Starmer needs a story to tell about the UK getting better, and he desperately needs to energise his government and his party to carry through a reform programme that delivers this. Speeches and media messaging are two of the main tools that a leader has to motivate his followers, and they certainly need it if the government is going to gain control of today’s deep national crisis.
So why is Starmer instead focusing so much on Farage? In particular, why is he doing so now, four long years before a general election is due? For months he has hardly stopped attacking him. His conference speech dialled this up to a new level, making bogeyman Farage the personification of a choice between “decency and division”.
The obvious answer is that he is demonising Farage as an act of desperation at the state of the polls. They have reflected a sharp rise in support this year for both Reform and for Farage personally. Reform is well ahead of Labour in all recent polling, and the latest Ipsos survey on “best prime minister” has Farage tied with Starmer.
The strategy is obvious. Paint Farage as a dangerous extremist and it is just possible that he could lose the next election on that basis alone, much as successive right-wing anti-immigrant Le Pens have lost presidential elections in France to centrists, including to Macron in both 2017 and in 2022, despite the grim state of France.
For Starmer, the next election that matters isn’t the general election due by 2029. It is the local and regional elections next May, which could unleash another wave of crisis for the prime minister if Reform outpolls Labour and if the SNP wins the Scottish parliament elections. Angela Rayner has been (at least temporarily) removed from the scene, and Andy Burnham may have shown his colours too soon. But they and others may be besieging Number 10 in just another seven months’ time.
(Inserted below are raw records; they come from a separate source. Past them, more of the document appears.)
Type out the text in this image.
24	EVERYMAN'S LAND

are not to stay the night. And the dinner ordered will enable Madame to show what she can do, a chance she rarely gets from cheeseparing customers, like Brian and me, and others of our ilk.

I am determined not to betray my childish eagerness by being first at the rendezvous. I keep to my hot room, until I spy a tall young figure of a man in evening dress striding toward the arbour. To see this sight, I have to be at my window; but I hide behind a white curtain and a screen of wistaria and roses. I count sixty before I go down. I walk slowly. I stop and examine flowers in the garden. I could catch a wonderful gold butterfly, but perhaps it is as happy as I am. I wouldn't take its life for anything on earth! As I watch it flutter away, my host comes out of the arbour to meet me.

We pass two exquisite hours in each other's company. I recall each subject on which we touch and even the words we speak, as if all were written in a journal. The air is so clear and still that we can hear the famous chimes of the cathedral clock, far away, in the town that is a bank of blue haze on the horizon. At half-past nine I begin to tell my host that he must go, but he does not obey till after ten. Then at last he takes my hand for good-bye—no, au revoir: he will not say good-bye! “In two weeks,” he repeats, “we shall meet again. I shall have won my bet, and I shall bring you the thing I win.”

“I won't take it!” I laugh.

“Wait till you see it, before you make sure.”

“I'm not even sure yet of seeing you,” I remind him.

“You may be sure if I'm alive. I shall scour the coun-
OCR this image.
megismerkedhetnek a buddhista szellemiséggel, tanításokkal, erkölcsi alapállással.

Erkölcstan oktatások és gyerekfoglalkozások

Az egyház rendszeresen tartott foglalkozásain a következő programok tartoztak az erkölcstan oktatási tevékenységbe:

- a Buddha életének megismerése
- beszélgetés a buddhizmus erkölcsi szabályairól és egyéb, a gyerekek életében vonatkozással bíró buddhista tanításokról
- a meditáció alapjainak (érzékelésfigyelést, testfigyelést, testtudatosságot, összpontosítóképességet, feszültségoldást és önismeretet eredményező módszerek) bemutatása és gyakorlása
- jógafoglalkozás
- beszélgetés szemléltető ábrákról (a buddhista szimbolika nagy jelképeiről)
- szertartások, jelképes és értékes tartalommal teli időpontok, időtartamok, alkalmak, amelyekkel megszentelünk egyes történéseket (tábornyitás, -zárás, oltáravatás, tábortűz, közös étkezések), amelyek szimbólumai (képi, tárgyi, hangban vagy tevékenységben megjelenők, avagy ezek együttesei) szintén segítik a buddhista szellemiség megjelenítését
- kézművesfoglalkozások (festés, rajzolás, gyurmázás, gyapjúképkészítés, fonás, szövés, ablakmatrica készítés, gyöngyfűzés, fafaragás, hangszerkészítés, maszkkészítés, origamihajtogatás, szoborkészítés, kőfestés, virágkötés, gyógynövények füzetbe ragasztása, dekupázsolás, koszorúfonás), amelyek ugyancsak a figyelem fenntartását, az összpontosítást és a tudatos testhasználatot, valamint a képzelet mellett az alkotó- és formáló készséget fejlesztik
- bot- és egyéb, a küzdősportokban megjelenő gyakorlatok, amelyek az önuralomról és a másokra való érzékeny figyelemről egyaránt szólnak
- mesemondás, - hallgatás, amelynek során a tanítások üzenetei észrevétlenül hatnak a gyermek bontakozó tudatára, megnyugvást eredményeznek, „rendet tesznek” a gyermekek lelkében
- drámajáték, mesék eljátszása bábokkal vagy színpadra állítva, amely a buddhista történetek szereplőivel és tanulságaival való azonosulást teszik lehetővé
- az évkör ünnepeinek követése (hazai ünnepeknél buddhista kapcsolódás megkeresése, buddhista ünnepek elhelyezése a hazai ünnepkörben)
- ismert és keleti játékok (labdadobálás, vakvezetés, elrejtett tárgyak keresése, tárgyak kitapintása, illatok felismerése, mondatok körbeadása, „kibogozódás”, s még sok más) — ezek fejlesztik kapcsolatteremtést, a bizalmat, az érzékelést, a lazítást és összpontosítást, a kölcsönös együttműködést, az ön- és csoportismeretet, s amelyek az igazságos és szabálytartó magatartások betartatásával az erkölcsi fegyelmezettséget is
There is also a real fear, shared by Labour and Tory strategists alike, that Farage and Reform could surge further, and imminently. If polling for the Tories does not improve rapidly, there could soon be an avalanche of defections of Tory MPs to Reform, including shadow cabinet figures. The Tory party could be on the verge of collapse. Remaining Tory support might then shift wholesale to Farage, putting him in a commanding position.
Of course, attacking Farage personally is a dangerous game. It gives him yet more publicity, and an even bigger campaigning chip on his shoulder. He has seized on Starmer’s “racist” remark to claim that his own security is now under threat.
There is another reason that Starmer is going for Farage, however. Unlike Blair and Thatcher, he doesn’t exude passion, and day by day he barely breaks through to the public or even to most of his party. The ostensible theme of his conference speech—“a Britain built for all”—isn’t going to fire up the government, let alone Labour activists who need a cause and a campaign.
Starmer’s revulsion at Farage has been the one thing to evoke genuine passion from him, ever since the Reform leader’s controversial interventions in the wake of the Southport murders shortly after the general election last July. His advisers are clearly of the view that passion is better than no passion, and it is better for him to have an enemy than no enemies.
But the national crisis isn’t going away. And that remains the real enemy.